Allargando lo sguardo al resto della provincia si contano almeno 15 mila imprese e 60 mila addetti da tutelare, con i sindacati che reclamano provvedimenti più incisivi, destinati a tutte le regioni colpite dall’epidemia. Le categorie professionali in maggiore sofferenza sono ovviamente quelle legate al settore della sanità: “Tutto il sistema si poggia sull’abnegazione degli operatori. Non solo a Codogno e Lodi, visto che in queste ore le urgenze vengono dirottate anche su altri centri, come Cremona e Bergamo, nei quali si sta registrando un incremento dei casi di medici e infermieri positivi al virus a causa della mancanza di adeguati dispositivi di protezione. Nelle strutture bisogna urgentemente garantire riposi, turnazioni e sicurezza, ottenendo supporto anche da altri territori”. Per il leader della Cgil di Lodi, grande attenzione va dedicata agli anziani, più a rischio rispetto al virus. Uomini e donne che hanno necessità di risposte immediate a causa della solitudine e di un elevato grado di allarmismo che attraverso i mass media finisce per elevarsi a potenza. Proprio i pensionati sono i destinatari di servizi di assistenza erogati da associazioni come l'Auser, oltre che dalla protezione civile e dai volontari.

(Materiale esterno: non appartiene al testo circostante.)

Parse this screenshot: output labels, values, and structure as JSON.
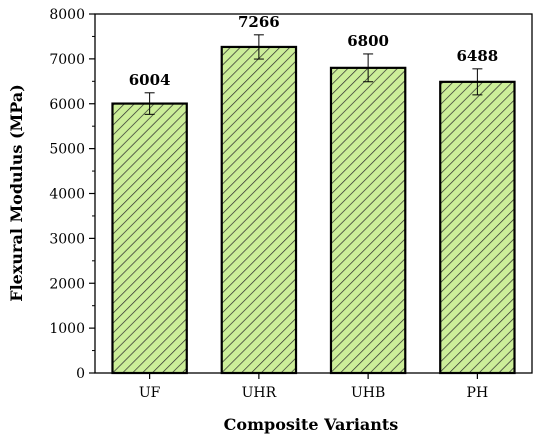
{
  "chart_data": {
    "type": "bar",
    "title": "",
    "xlabel": "Composite Variants",
    "ylabel": "Flexural Modulus (MPa)",
    "ylim": [
      0,
      8000
    ],
    "yticks": [
      0,
      1000,
      2000,
      3000,
      4000,
      5000,
      6000,
      7000,
      8000
    ],
    "categories": [
      "UF",
      "UHR",
      "UHB",
      "PH"
    ],
    "values": [
      6004,
      7266,
      6800,
      6488
    ],
    "data_labels": [
      "6004",
      "7266",
      "6800",
      "6488"
    ],
    "error": [
      240,
      270,
      310,
      290
    ],
    "grid": false,
    "legend": "none",
    "bar_fill": "#ccee99",
    "hatch_color": "#2a2a2a",
    "edge_color": "#000000"
  }
}
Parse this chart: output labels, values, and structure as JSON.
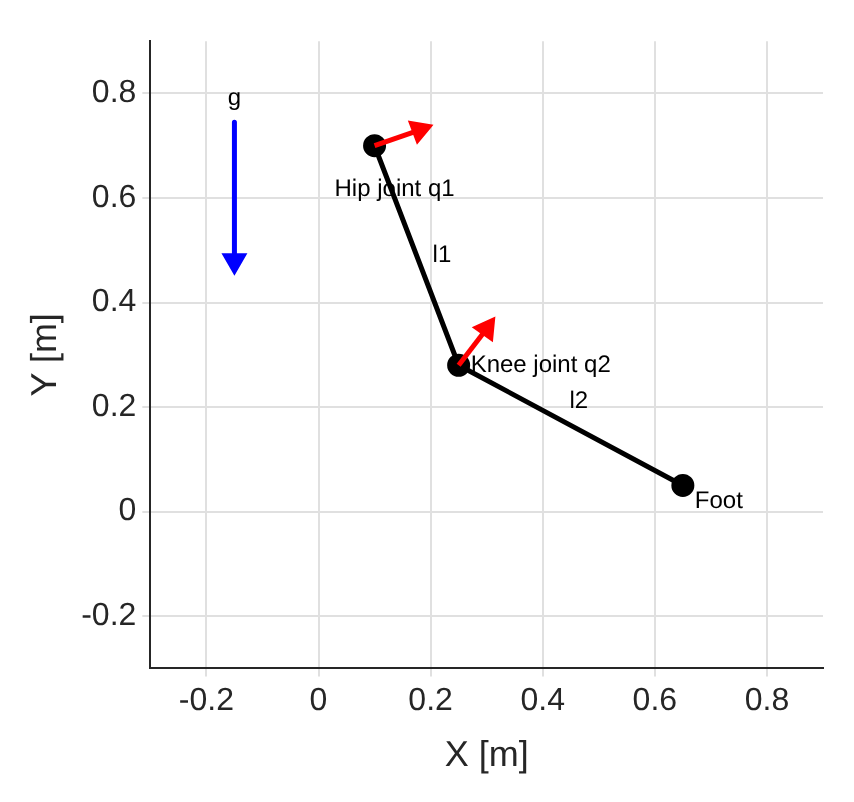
{
  "chart_data": {
    "type": "line",
    "xlabel": "X [m]",
    "ylabel": "Y [m]",
    "xlim": [
      -0.3,
      0.9
    ],
    "ylim": [
      -0.3,
      0.9
    ],
    "xticks": [
      -0.2,
      0,
      0.2,
      0.4,
      0.6,
      0.8
    ],
    "yticks": [
      -0.2,
      0,
      0.2,
      0.4,
      0.6,
      0.8
    ],
    "grid": true,
    "legend": false,
    "line_style": "solid",
    "series": [
      {
        "color": "#000000",
        "x": [
          0.1,
          0.25,
          0.65
        ],
        "values": [
          0.7,
          0.28,
          0.05
        ],
        "marker": "circle"
      },
      {
        "color": "#ff0000",
        "x": [
          0.1,
          0.18
        ],
        "values": [
          0.7,
          0.73
        ],
        "marker": "triangle"
      },
      {
        "color": "#ff0000",
        "x": [
          0.25,
          0.3
        ],
        "values": [
          0.28,
          0.35
        ],
        "marker": "triangle"
      },
      {
        "color": "#0000ff",
        "x": [
          -0.15,
          -0.15
        ],
        "values": [
          0.745,
          0.48
        ],
        "marker": "triangle"
      }
    ],
    "annotations": [
      {
        "text": "g",
        "x": -0.15,
        "y": 0.745
      },
      {
        "text": "Hip joint q1",
        "x": 0.1,
        "y": 0.7
      },
      {
        "text": "l1",
        "x": 0.175,
        "y": 0.49
      },
      {
        "text": "Knee joint q2",
        "x": 0.25,
        "y": 0.28
      },
      {
        "text": "l2",
        "x": 0.45,
        "y": 0.165
      },
      {
        "text": "Foot",
        "x": 0.65,
        "y": 0.05
      }
    ]
  }
}
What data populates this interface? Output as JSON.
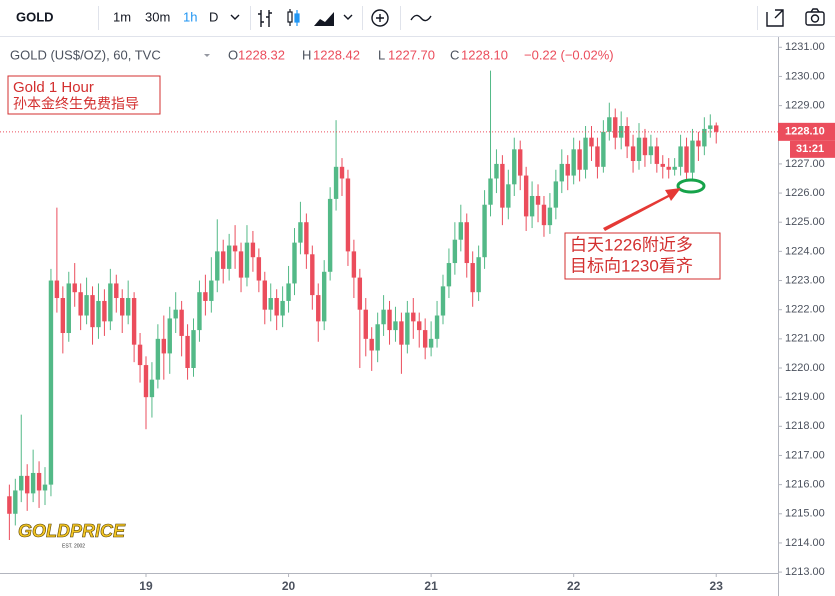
{
  "toolbar": {
    "symbol": "GOLD",
    "intervals": [
      "1m",
      "30m",
      "1h",
      "D"
    ]
  },
  "legend": {
    "title": "GOLD (US$/OZ), 60, TVC",
    "items": [
      {
        "key": "O",
        "value": "1228.32"
      },
      {
        "key": "H",
        "value": "1228.42"
      },
      {
        "key": "L",
        "value": "1227.70"
      },
      {
        "key": "C",
        "value": "1228.10"
      }
    ],
    "change": "−0.22 (−0.02%)"
  },
  "logo": {
    "name": "GOLDPRICE",
    "est": "EST. 2002"
  },
  "chart_data": {
    "type": "candlestick",
    "up_color": "#53b987",
    "down_color": "#eb4d5c",
    "grid": false,
    "ylim": [
      1212.9,
      1231.25
    ],
    "yticks": [
      {
        "value": 1213,
        "label": "1213.00"
      },
      {
        "value": 1214,
        "label": "1214.00"
      },
      {
        "value": 1215,
        "label": "1215.00"
      },
      {
        "value": 1216,
        "label": "1216.00"
      },
      {
        "value": 1217,
        "label": "1217.00"
      },
      {
        "value": 1218,
        "label": "1218.00"
      },
      {
        "value": 1219,
        "label": "1219.00"
      },
      {
        "value": 1220,
        "label": "1220.00"
      },
      {
        "value": 1221,
        "label": "1221.00"
      },
      {
        "value": 1222,
        "label": "1222.00"
      },
      {
        "value": 1223,
        "label": "1223.00"
      },
      {
        "value": 1224,
        "label": "1224.00"
      },
      {
        "value": 1225,
        "label": "1225.00"
      },
      {
        "value": 1226,
        "label": "1226.00"
      },
      {
        "value": 1227,
        "label": "1227.00"
      },
      {
        "value": 1228,
        "label": "1228.00"
      },
      {
        "value": 1229,
        "label": "1229.00"
      },
      {
        "value": 1230,
        "label": "1230.00"
      },
      {
        "value": 1231,
        "label": "1231.00"
      }
    ],
    "last_price": {
      "value": 1228.1,
      "label": "1228.10"
    },
    "countdown": "31:21",
    "annotations": [
      "Gold 1 Hour",
      "孙本金终生免费指导"
    ],
    "callout": [
      "白天1226附近多",
      "目标向1230看齐"
    ],
    "categories": [
      null,
      null,
      null,
      null,
      null,
      null,
      null,
      null,
      null,
      null,
      null,
      null,
      null,
      null,
      null,
      null,
      null,
      null,
      null,
      null,
      null,
      null,
      null,
      "19",
      null,
      null,
      null,
      null,
      null,
      null,
      null,
      null,
      null,
      null,
      null,
      null,
      null,
      null,
      null,
      null,
      null,
      null,
      null,
      null,
      null,
      null,
      null,
      "20",
      null,
      null,
      null,
      null,
      null,
      null,
      null,
      null,
      null,
      null,
      null,
      null,
      null,
      null,
      null,
      null,
      null,
      null,
      null,
      null,
      null,
      null,
      null,
      "21",
      null,
      null,
      null,
      null,
      null,
      null,
      null,
      null,
      null,
      null,
      null,
      null,
      null,
      null,
      null,
      null,
      null,
      null,
      null,
      null,
      null,
      null,
      null,
      "22",
      null,
      null,
      null,
      null,
      null,
      null,
      null,
      null,
      null,
      null,
      null,
      null,
      null,
      null,
      null,
      null,
      null,
      null,
      null,
      null,
      null,
      null,
      null,
      "23"
    ],
    "open": [
      1215.6,
      1215.0,
      1215.8,
      1216.3,
      1215.7,
      1216.4,
      1215.8,
      1216.0,
      1223.0,
      1222.4,
      1221.2,
      1222.9,
      1222.6,
      1221.8,
      1222.5,
      1221.4,
      1222.3,
      1221.6,
      1222.9,
      1222.4,
      1221.8,
      1222.4,
      1220.8,
      1220.1,
      1219.0,
      1219.6,
      1221.0,
      1220.5,
      1221.7,
      1222.0,
      1221.1,
      1220.0,
      1221.3,
      1222.6,
      1222.3,
      1223.0,
      1224.0,
      1223.4,
      1224.2,
      1224.0,
      1223.1,
      1224.3,
      1223.8,
      1223.0,
      1222.0,
      1222.4,
      1221.8,
      1222.3,
      1222.9,
      1224.3,
      1225.0,
      1223.9,
      1222.5,
      1221.6,
      1223.3,
      1225.8,
      1226.9,
      1226.5,
      1224.0,
      1223.1,
      1222.0,
      1221.0,
      1220.6,
      1221.5,
      1222.0,
      1221.3,
      1221.6,
      1220.8,
      1221.9,
      1221.6,
      1221.3,
      1220.7,
      1221.0,
      1221.8,
      1222.8,
      1223.6,
      1224.4,
      1225.0,
      1223.6,
      1222.6,
      1223.8,
      1225.6,
      1226.5,
      1227.0,
      1225.5,
      1226.3,
      1227.5,
      1226.6,
      1225.2,
      1225.9,
      1225.6,
      1224.9,
      1225.5,
      1226.4,
      1227.0,
      1226.6,
      1227.5,
      1226.8,
      1227.9,
      1227.6,
      1226.9,
      1228.1,
      1228.6,
      1227.9,
      1228.3,
      1227.6,
      1227.1,
      1227.9,
      1227.3,
      1227.6,
      1227.0,
      1226.9,
      1226.8,
      1226.9,
      1227.6,
      1226.7,
      1227.8,
      1227.6,
      1228.2,
      1228.32
    ],
    "high": [
      1216.0,
      1216.2,
      1218.4,
      1216.7,
      1217.2,
      1216.8,
      1216.6,
      1223.4,
      1225.5,
      1222.8,
      1223.3,
      1223.6,
      1222.9,
      1223.1,
      1222.8,
      1222.9,
      1222.7,
      1223.4,
      1223.2,
      1222.7,
      1223.0,
      1222.6,
      1221.2,
      1220.4,
      1220.2,
      1221.5,
      1221.8,
      1222.1,
      1222.6,
      1222.3,
      1221.5,
      1221.7,
      1223.0,
      1223.2,
      1223.8,
      1225.1,
      1224.4,
      1224.6,
      1224.9,
      1224.3,
      1224.9,
      1224.7,
      1224.1,
      1223.3,
      1222.9,
      1222.7,
      1222.8,
      1223.5,
      1224.8,
      1225.7,
      1225.3,
      1224.2,
      1222.9,
      1223.7,
      1226.2,
      1228.5,
      1227.2,
      1226.8,
      1224.4,
      1223.4,
      1222.4,
      1221.4,
      1221.9,
      1222.5,
      1222.3,
      1222.1,
      1221.9,
      1222.3,
      1222.4,
      1221.9,
      1221.7,
      1221.6,
      1222.3,
      1223.2,
      1224.1,
      1225.0,
      1225.6,
      1225.3,
      1224.0,
      1224.2,
      1226.1,
      1230.2,
      1227.5,
      1227.3,
      1226.8,
      1227.9,
      1227.8,
      1226.9,
      1226.4,
      1226.3,
      1225.9,
      1226.0,
      1226.8,
      1227.5,
      1227.3,
      1227.9,
      1227.8,
      1228.3,
      1228.3,
      1227.9,
      1228.5,
      1229.1,
      1228.9,
      1228.8,
      1228.6,
      1228.0,
      1228.4,
      1228.2,
      1228.0,
      1227.9,
      1227.3,
      1227.2,
      1227.2,
      1228.0,
      1227.9,
      1228.2,
      1228.1,
      1228.6,
      1228.7,
      1228.42
    ],
    "low": [
      1214.1,
      1214.6,
      1215.4,
      1215.1,
      1215.4,
      1215.2,
      1215.3,
      1215.6,
      1221.9,
      1220.5,
      1220.9,
      1222.1,
      1221.3,
      1221.5,
      1220.8,
      1221.0,
      1221.1,
      1221.3,
      1221.9,
      1221.2,
      1221.5,
      1220.2,
      1219.5,
      1217.9,
      1218.3,
      1219.3,
      1219.6,
      1219.8,
      1221.2,
      1220.4,
      1219.6,
      1219.7,
      1220.9,
      1221.8,
      1221.9,
      1222.6,
      1222.9,
      1223.0,
      1223.4,
      1222.6,
      1222.8,
      1223.3,
      1222.6,
      1221.5,
      1221.6,
      1221.3,
      1221.4,
      1221.9,
      1222.5,
      1223.9,
      1223.4,
      1222.0,
      1220.9,
      1221.3,
      1223.0,
      1225.4,
      1225.9,
      1223.5,
      1222.4,
      1220.0,
      1220.4,
      1219.9,
      1220.2,
      1221.1,
      1220.8,
      1220.9,
      1219.8,
      1220.5,
      1221.0,
      1220.7,
      1220.3,
      1220.4,
      1220.7,
      1221.5,
      1222.4,
      1223.2,
      1224.0,
      1223.1,
      1222.1,
      1222.3,
      1223.4,
      1225.2,
      1226.0,
      1224.9,
      1225.1,
      1225.9,
      1226.1,
      1224.7,
      1224.8,
      1225.0,
      1224.5,
      1224.6,
      1225.1,
      1226.0,
      1226.1,
      1226.3,
      1226.4,
      1226.5,
      1227.1,
      1226.5,
      1226.7,
      1227.8,
      1227.5,
      1227.5,
      1227.2,
      1226.7,
      1226.8,
      1226.9,
      1227.0,
      1226.7,
      1226.5,
      1226.5,
      1226.6,
      1226.6,
      1226.4,
      1226.4,
      1227.1,
      1227.3,
      1227.9,
      1227.7
    ],
    "close": [
      1215.0,
      1215.8,
      1216.3,
      1215.7,
      1216.4,
      1215.8,
      1216.0,
      1223.0,
      1222.4,
      1221.2,
      1222.9,
      1222.6,
      1221.8,
      1222.5,
      1221.4,
      1222.3,
      1221.6,
      1222.9,
      1222.4,
      1221.8,
      1222.4,
      1220.8,
      1220.1,
      1219.0,
      1219.6,
      1221.0,
      1220.5,
      1221.7,
      1222.0,
      1221.1,
      1220.0,
      1221.3,
      1222.6,
      1222.3,
      1223.0,
      1224.0,
      1223.4,
      1224.2,
      1224.0,
      1223.1,
      1224.3,
      1223.8,
      1223.0,
      1222.0,
      1222.4,
      1221.8,
      1222.3,
      1222.9,
      1224.3,
      1225.0,
      1223.9,
      1222.5,
      1221.6,
      1223.3,
      1225.8,
      1226.9,
      1226.5,
      1224.0,
      1223.1,
      1222.0,
      1221.0,
      1220.6,
      1221.5,
      1222.0,
      1221.3,
      1221.6,
      1220.8,
      1221.9,
      1221.6,
      1221.3,
      1220.7,
      1221.0,
      1221.8,
      1222.8,
      1223.6,
      1224.4,
      1225.0,
      1223.6,
      1222.6,
      1223.8,
      1225.6,
      1226.5,
      1227.0,
      1225.5,
      1226.3,
      1227.5,
      1226.6,
      1225.2,
      1225.9,
      1225.6,
      1224.9,
      1225.5,
      1226.4,
      1227.0,
      1226.6,
      1227.5,
      1226.8,
      1227.9,
      1227.6,
      1226.9,
      1228.1,
      1228.6,
      1227.9,
      1228.3,
      1227.6,
      1227.1,
      1227.9,
      1227.3,
      1227.6,
      1227.0,
      1226.9,
      1226.8,
      1226.9,
      1227.6,
      1226.7,
      1227.8,
      1227.6,
      1228.2,
      1228.32,
      1228.1
    ]
  }
}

"In questi giorni non abbiamo mai smesso di garantire le nostre attività di patronato e di consulenza fiscale. Gli iscritti si rivolgono a noi per ottenere informazioni generali rispetto alla gestione del blocco della circolazione, ma soprattutto chiedono cosa fare rispetto agli ammortizzatori sociali, alla fermata delle imprese e per evitare abusi. Teniamo conto del fatto che la scorsa settimana sono state chiuse - ed è stato un errore - anche le sedi dell'Inps e dell'Inail di tutta la regione quindi le informazioni hanno continuato ad essere fornite quasi esclusivamente dalle organizzazioni sindacali. Va sottolineato come non ci siano precedenti rispetto a questa emergenza. In questi giorni stanno passando in secondo piano altre situazioni drammatiche come quanto sta accadendo tra Siria, Turchia e Grecia, o rispetto agli infortuni nei luoghi di lavoro. Tutto è concentrato esclusivamente rispetto alla gestione del coronavirus. Ce la stiamo mettendo tutta per evitare panico e allarmismi ingiustificati. È necessario diffondere informazioni corrette e attenersi scrupolosamente alle ordinanze che vengono emesse a vari livelli istituzionali".

Nei giorni scorsi è stato sottoscritto un accordo tra Regione Lombardia e tutte le parti sociali proprio allo scopo di definire come perimetro delle misure l’intera Regione, senza distinzioni tra zone gialle e rosse, ritenendo che l’economia e il sistema lombardo vadano salvaguardati nell’insieme, in un quadro di tutele uniformi. Oggi, nel pomeriggio, a Palazzo Chigi, la Sala Verde verrà ospiterà un confronto tra il Presidente del Consiglio e le parti sociali. Per Cgil, Cisl e Uil le misure messe in atto dall’esecutivo sono solo un piccolo passo non ancora sufficienti per intervenire rispetto alla crisi in atto e chiedono una regia nazionale e un concreto coinvolgimento a tutti i livelli. Per i sindacati confederali è necessario difendere il lavoro e le imprese al di là delle distinzioni tra zone rosse e gialle. Servono strumenti adeguati per sostenere occupazione e reddito e costruire un quadro di tutele per lavoratrici e lavoratori indipendentemente dal settore industriale, dalla dimensione delle imprese e dalla tipologia del rapporto di lavoro, utilizzando tutti gli strumenti di carattere nazionale, regionale e bilaterale. Su questo Franco Stasi è molto chiaro: “Non pensiamo a singoli interventi ad hoc ma di misure di carattere strutturale, affiancando alla cassa integrazione ordinaria, provvedimenti per sbloccare la cassa in deroga anche nelle piccole imprese, senza dimenticarsi del lavoro autonomo”.